KİMYASAL MADDELERİN VÜCUDUMUZA ETKİLERİ

Hızlı yaşayıp hızlı sonuç beklediğimiz hayatımıza git gide artan tüketim çılgınlığımız da eklenince kimyasal maddelere maruziyetimiz günden güne daha da arttı. Gönül ister ki bu kimyasal maddelere hiç maruz kalmayalım fakat en ideali bu maruziyeti minimum seviyeye indirebilmek. Fakat ne yazık ki bu maddeler tükettiğimiz gıdalardan kullandığımız kozmetiklere kadar hemen hemen her yerde mevcut. Endokrin bozucu kimyasallar olarak nitelendirilen bu kimyasallardan bazıları hormonları taklit ederek vücudumuzdaki endokrin sistemi bozar ve bazıları ise hormonların çalışmasını durdurur. Hormonlardaki bu değişiklikler ise büyüme ve gelişmede sıkıntı olması, kan şekeri kontrolünün bozulması, uyku bozukluklarını, ruh hali, metabolizma ve enerjinin bozulmasını, tansiyon ve sindirim sisteminde bozulmalar görülmesi gibi vücudumuzdaki birçok işleyişin aksamasına sebep olur. Hormon bozucu etkilere sahip olduğu düşünülen yüzlerce kimyasal vardır. Bunlardan en çok karşılaştığımız Bisfenol A (BPA)'yı örnek olarak gösterebiliriz. Yiyecek ve içecek ambalajlarında ve yapıştırıcılarda oldukça fazla bulunur. Gıda ambalajlarındaki BPA gıdalara bulaşarak, yapıştırıcılardaki BPA ise deri vasıtasıyla vücudumuza girebilir. Yapılan araştırmalarda vücuttaki BPA seviyesi ne kadar yüksekse kalp-damar hastalıklarına ve kansere yakalanma riskinin de o kadar yüksek olduğu gözlemlenmiştir. Bununla beraber bazı kimyasal maddelere aşırı maruz kalan erkeklerde düşük sperm kalitesi ve gebe kadınlarda bebek sağlığının ve gelişiminin riske girdiği biliniyor.

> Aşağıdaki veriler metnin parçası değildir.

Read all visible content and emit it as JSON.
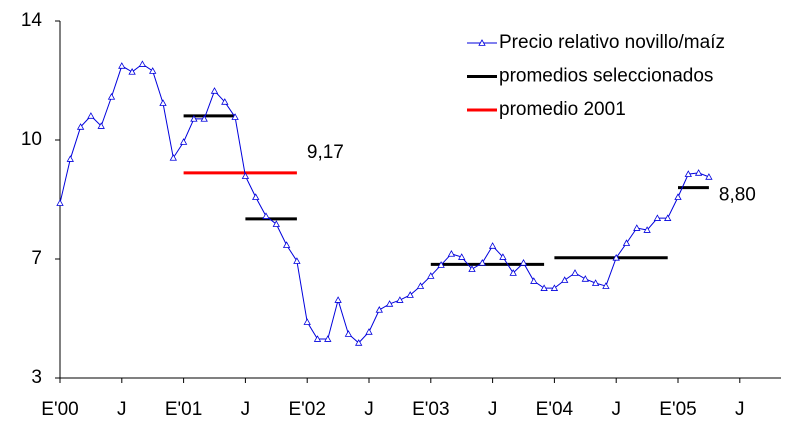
{
  "chart_data": {
    "type": "line",
    "x": [
      0,
      1,
      2,
      3,
      4,
      5,
      6,
      7,
      8,
      9,
      10,
      11,
      12,
      13,
      14,
      15,
      16,
      17,
      18,
      19,
      20,
      21,
      22,
      23,
      24,
      25,
      26,
      27,
      28,
      29,
      30,
      31,
      32,
      33,
      34,
      35,
      36,
      37,
      38,
      39,
      40,
      41,
      42,
      43,
      44,
      45,
      46,
      47,
      48,
      49,
      50,
      51,
      52,
      53,
      54,
      55,
      56,
      57,
      58,
      59,
      60,
      61,
      62,
      63
    ],
    "series": [
      {
        "name": "Precio relativo novillo/maíz",
        "color": "#0000dd",
        "values": [
          8.41,
          9.52,
          10.44,
          10.81,
          10.47,
          11.45,
          12.49,
          12.29,
          12.55,
          12.32,
          11.24,
          9.55,
          9.95,
          10.71,
          10.71,
          11.65,
          11.28,
          10.77,
          9.09,
          8.56,
          8.08,
          7.88,
          7.35,
          6.93,
          4.88,
          4.31,
          4.31,
          5.62,
          4.48,
          4.18,
          4.55,
          5.29,
          5.49,
          5.62,
          5.79,
          6.09,
          6.43,
          6.8,
          7.13,
          7.05,
          6.66,
          6.87,
          7.33,
          7.05,
          6.53,
          6.87,
          6.26,
          6.02,
          6.02,
          6.29,
          6.53,
          6.33,
          6.19,
          6.09,
          7.03,
          7.4,
          7.78,
          7.73,
          8.03,
          8.03,
          8.56,
          9.14,
          9.17,
          9.07
        ]
      }
    ],
    "averages": [
      {
        "name": "promedios seleccionados",
        "color": "#000000",
        "segments": [
          {
            "x": [
              12,
              17
            ],
            "value": 10.81
          },
          {
            "x": [
              18,
              23
            ],
            "value": 8.01
          },
          {
            "x": [
              36,
              47
            ],
            "value": 6.82
          },
          {
            "x": [
              48,
              59
            ],
            "value": 7.03
          },
          {
            "x": [
              60,
              63
            ],
            "value": 8.8,
            "value_label": "8,80"
          }
        ]
      },
      {
        "name": "promedio 2001",
        "color": "#ff0000",
        "segments": [
          {
            "x": [
              12,
              23
            ],
            "value": 9.17,
            "value_label": "9,17"
          }
        ]
      }
    ],
    "xlim": [
      0,
      70
    ],
    "xticks": [
      {
        "value": 0,
        "label": "E'00"
      },
      {
        "value": 6,
        "label": "J"
      },
      {
        "value": 12,
        "label": "E'01"
      },
      {
        "value": 18,
        "label": "J"
      },
      {
        "value": 24,
        "label": "E'02"
      },
      {
        "value": 30,
        "label": "J"
      },
      {
        "value": 36,
        "label": "E'03"
      },
      {
        "value": 42,
        "label": "J"
      },
      {
        "value": 48,
        "label": "E'04"
      },
      {
        "value": 54,
        "label": "J"
      },
      {
        "value": 60,
        "label": "E'05"
      },
      {
        "value": 66,
        "label": "J"
      }
    ],
    "ylim": [
      3,
      14
    ],
    "yticks": [
      3,
      7,
      10,
      14
    ]
  }
}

Endokrin bozucu kimyasalların verdiği hasarlardan minimum seviyede etkilenebilmek ve daha bilinçli bir tüketici olabilmek adına bazı konulara dikkat edilmesi gerekiyor. Bunlar; alışveriş esnasında etiket okumak ve BPA, ftalat, paraben vs. içermeyen ürünler tercih etmek, plastik kullanımını en aza indirmek, ekstra koku içeren ve kişisel bakım adı altında satılan ürünleri tercih etmemek ve en önemlisi gereksiz endüstriyel kimyasallara ve pestisitlere maruz kalmaktan kaçınmaktır. Bu önerilere tek bir kişinin uyması ile yol alınamayacağını düşünmek kısa vadeli ve yanlış bir düşünme tarzıdır. Unutmayın ki tek bir bilinçli tüketici zamanla tüm toplumun bilinçlenmesini sağlar. Bilinçli ve önerilere uyan bir toplum ise daha sağlıklı bir toplum demektir.